Dalam operasi tersebut, polisi mengamankan tiga orang berinisial AS (47), M (24), dan MS (26), yang seluruhnya merupakan warga Surabaya. Sementara seorang pria berinisial AB yang diduga memiliki keterkaitan dengan peredaran narkotika berhasil melarikan diri dan saat ini masuk dalam Daftar Pencarian Orang (DPO).
Dari lokasi kejadian, petugas turut menyita sejumlah barang bukti yang diduga berkaitan dengan penyalahgunaan narkotika, di antaranya puluhan paket sabu, alat hisap, pipet kaca, timbangan elektronik, klip plastik, telepon genggam, serta sejumlah barang lainnya yang digunakan dalam aktivitas konsumsi narkoba.
Berdasarkan hasil penyelidikan awal, sebagian barang bukti ditemukan di lantai dua rumah yang diduga digunakan sebagai lokasi pesta sabu. Sementara sejumlah paket lainnya ditemukan di lantai bawah dan diduga memiliki keterkaitan dengan pelaku yang kini berstatus DPO.

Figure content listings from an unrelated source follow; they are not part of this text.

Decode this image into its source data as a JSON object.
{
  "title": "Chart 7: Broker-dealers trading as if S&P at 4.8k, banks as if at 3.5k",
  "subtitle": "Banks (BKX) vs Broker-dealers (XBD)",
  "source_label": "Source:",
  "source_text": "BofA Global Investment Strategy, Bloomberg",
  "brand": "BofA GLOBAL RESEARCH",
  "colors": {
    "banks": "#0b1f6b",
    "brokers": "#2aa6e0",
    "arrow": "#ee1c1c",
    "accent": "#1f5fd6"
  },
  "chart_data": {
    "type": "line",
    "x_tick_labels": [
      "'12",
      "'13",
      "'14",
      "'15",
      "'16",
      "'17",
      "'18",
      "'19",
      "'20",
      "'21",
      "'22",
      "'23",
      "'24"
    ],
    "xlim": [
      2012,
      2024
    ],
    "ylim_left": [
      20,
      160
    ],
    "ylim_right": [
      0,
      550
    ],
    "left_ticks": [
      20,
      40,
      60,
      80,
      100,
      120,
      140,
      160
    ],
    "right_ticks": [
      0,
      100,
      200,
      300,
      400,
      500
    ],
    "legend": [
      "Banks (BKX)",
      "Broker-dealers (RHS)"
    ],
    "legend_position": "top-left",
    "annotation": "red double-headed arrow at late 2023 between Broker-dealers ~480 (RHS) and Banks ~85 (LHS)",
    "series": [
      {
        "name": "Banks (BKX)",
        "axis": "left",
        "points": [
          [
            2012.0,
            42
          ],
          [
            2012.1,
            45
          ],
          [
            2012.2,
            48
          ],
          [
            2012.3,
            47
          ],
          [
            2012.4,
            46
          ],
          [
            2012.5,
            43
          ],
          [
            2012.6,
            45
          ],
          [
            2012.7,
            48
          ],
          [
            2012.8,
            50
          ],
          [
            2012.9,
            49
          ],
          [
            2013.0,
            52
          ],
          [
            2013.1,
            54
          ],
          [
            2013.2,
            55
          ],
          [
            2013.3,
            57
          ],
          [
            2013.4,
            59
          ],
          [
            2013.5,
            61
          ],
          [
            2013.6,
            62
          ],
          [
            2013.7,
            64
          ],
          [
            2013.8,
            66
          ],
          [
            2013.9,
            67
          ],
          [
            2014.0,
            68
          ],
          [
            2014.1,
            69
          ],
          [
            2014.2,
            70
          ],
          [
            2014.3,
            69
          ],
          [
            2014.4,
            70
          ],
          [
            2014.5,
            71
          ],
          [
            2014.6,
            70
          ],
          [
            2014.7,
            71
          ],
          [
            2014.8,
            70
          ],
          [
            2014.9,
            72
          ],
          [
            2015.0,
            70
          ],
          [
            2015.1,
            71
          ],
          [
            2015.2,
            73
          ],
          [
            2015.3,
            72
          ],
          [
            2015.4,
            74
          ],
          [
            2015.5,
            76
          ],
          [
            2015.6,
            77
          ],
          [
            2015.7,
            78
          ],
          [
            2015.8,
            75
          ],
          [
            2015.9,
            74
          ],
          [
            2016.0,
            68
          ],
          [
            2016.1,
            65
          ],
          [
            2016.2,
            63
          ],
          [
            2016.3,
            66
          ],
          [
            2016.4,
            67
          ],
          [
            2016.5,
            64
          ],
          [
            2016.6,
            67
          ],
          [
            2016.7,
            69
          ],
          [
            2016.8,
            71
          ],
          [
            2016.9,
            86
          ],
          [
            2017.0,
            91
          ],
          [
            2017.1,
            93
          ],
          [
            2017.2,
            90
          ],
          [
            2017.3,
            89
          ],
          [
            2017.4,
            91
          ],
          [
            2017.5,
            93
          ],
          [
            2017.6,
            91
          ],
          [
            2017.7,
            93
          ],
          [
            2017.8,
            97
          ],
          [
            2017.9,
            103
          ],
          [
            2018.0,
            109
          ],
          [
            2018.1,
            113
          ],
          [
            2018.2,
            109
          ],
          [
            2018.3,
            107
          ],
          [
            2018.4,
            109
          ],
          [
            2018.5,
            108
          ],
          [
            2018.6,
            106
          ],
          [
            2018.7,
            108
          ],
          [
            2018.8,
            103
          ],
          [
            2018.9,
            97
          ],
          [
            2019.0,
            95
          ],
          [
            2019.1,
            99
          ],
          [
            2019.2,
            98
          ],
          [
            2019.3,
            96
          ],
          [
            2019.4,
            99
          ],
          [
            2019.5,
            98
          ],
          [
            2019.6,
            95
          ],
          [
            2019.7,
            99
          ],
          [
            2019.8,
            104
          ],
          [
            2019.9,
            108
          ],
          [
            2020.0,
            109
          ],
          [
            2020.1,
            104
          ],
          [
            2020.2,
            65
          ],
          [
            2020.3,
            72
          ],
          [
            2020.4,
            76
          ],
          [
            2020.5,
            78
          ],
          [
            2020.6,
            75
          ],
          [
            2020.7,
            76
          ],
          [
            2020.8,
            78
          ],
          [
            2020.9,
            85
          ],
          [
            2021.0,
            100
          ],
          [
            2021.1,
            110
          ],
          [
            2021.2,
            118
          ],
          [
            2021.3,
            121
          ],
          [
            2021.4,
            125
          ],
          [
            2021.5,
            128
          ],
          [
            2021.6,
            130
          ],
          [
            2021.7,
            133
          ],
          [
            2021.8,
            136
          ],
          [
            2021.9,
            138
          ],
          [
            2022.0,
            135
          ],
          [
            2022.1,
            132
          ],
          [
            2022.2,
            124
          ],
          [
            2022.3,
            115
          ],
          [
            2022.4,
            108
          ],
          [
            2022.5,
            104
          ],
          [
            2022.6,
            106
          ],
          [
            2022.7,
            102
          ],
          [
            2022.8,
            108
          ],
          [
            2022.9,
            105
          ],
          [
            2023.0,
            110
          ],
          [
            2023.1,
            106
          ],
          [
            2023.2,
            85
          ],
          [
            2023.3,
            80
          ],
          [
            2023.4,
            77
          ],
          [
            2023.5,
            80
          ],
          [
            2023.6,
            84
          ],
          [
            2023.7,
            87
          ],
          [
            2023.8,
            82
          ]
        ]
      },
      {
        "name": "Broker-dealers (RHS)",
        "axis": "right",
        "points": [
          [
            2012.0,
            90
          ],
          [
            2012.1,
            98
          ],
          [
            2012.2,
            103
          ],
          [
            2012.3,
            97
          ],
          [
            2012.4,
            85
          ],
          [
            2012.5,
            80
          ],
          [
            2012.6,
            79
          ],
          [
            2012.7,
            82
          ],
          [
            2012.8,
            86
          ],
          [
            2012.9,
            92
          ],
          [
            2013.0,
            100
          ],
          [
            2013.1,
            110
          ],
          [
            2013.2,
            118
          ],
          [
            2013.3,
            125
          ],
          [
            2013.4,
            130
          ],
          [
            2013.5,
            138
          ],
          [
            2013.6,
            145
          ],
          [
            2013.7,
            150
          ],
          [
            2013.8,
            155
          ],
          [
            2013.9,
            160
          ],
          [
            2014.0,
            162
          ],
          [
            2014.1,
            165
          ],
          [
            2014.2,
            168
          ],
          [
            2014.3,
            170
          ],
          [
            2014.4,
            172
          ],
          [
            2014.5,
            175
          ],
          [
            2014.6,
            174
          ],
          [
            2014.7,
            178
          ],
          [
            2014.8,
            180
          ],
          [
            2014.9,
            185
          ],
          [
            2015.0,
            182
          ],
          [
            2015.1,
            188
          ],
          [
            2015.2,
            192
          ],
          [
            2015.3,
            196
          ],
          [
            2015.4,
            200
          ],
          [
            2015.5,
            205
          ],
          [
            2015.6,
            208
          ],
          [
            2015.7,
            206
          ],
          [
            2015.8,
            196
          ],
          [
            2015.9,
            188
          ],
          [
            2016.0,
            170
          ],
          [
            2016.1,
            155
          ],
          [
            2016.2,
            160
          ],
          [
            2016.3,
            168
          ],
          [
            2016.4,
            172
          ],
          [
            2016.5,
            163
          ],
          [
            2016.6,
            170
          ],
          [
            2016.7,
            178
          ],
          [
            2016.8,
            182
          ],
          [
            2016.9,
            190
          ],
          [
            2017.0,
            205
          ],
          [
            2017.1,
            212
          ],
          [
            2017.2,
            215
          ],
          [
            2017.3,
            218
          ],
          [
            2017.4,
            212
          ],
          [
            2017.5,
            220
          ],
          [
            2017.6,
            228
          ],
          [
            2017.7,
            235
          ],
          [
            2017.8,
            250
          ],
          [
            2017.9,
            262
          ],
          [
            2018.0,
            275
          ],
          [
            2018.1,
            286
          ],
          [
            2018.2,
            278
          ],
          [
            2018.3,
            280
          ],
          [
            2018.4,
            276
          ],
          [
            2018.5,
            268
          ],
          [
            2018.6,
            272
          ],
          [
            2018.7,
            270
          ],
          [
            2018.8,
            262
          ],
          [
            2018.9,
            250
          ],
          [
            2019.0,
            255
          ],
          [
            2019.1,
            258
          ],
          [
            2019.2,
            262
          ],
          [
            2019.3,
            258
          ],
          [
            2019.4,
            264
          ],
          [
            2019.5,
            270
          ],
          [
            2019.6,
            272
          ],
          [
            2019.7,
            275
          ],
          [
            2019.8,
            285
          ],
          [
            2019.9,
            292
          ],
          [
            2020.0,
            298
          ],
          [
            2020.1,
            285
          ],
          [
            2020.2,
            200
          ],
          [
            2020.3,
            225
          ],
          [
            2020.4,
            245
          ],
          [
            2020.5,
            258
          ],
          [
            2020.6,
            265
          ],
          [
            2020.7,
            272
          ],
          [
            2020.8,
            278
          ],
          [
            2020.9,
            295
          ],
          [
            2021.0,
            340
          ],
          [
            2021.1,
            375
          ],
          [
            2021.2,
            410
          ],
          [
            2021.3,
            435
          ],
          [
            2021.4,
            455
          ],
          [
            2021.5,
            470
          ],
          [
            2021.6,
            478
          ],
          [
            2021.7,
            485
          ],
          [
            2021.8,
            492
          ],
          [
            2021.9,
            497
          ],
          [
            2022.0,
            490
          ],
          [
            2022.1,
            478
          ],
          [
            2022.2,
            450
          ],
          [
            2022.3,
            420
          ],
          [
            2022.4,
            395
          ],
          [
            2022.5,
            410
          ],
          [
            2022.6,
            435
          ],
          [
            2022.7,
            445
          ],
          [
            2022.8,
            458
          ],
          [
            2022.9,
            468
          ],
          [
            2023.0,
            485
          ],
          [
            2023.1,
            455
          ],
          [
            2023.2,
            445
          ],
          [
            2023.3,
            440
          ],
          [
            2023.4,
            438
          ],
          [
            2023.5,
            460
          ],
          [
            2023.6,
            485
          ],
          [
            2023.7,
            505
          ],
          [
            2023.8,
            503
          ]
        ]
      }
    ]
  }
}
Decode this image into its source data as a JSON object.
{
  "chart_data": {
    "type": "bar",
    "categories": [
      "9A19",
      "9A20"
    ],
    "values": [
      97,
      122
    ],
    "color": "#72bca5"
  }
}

Dalam pemeriksaan, ketiga pria yang diamankan mengakui telah mengonsumsi sabu di lokasi tersebut. Polisi kemudian melakukan tes urine terhadap para terduga pelaku.
Kasat Resnarkoba Polrestabes Surabaya, AKBP Dodi Pratama, membenarkan adanya penangkapan tersebut. Hasil pemeriksaan menunjukkan ketiganya positif mengandung zat narkotika jenis sabu.
"Benar, kami mengamankan tiga orang yang diduga mengonsumsi sabu. Dari hasil tes urine, ketiganya dinyatakan positif," ujar AKBP Dodi Pratama saat dikonfirmasi, Selasa (9/6/2026).
Lebih lanjut, berdasarkan hasil pemeriksaan dan asesmen yang dilakukan oleh Tim Asesmen Terpadu Badan Narkotika Nasional Kota (BNNK) Surabaya, ketiga terduga pengguna direkomendasikan menjalani rehabilitasi.
Hasil rekomendasi asesmen menyebutkan bahwa dua orang berinisial M dan MS menjalani program rehabilitasi rawat inap selama tiga bulan di Yayasan Rumah Kita Surabaya. Sementara AS, yang diketahui merupakan oknum wartawan sekaligus Ketua RT, direkomendasikan menjalani rehabilitasi rawat inap selama tiga bulan di Yayasan Rehabilitasi Merah Putih Surabaya.
Kasus ini menjadi pengingat bahwa penyalahgunaan narkotika dapat menjerat siapa saja tanpa memandang profesi maupun jabatan sosial yang dimiliki. Aparat kepolisian menegaskan akan terus melakukan pengembangan penyelidikan, termasuk memburu pelaku yang masih buron guna mengungkap jaringan yang diduga terkait dalam perkara tersebut.
Hingga saat ini, proses pengembangan kasus masih terus dilakukan oleh Satresnarkoba Polrestabes Surabaya untuk mengungkap kemungkinan adanya keterlibatan pihak lain dalam peredaran maupun penyalahgunaan narkotika di lokasi tersebut.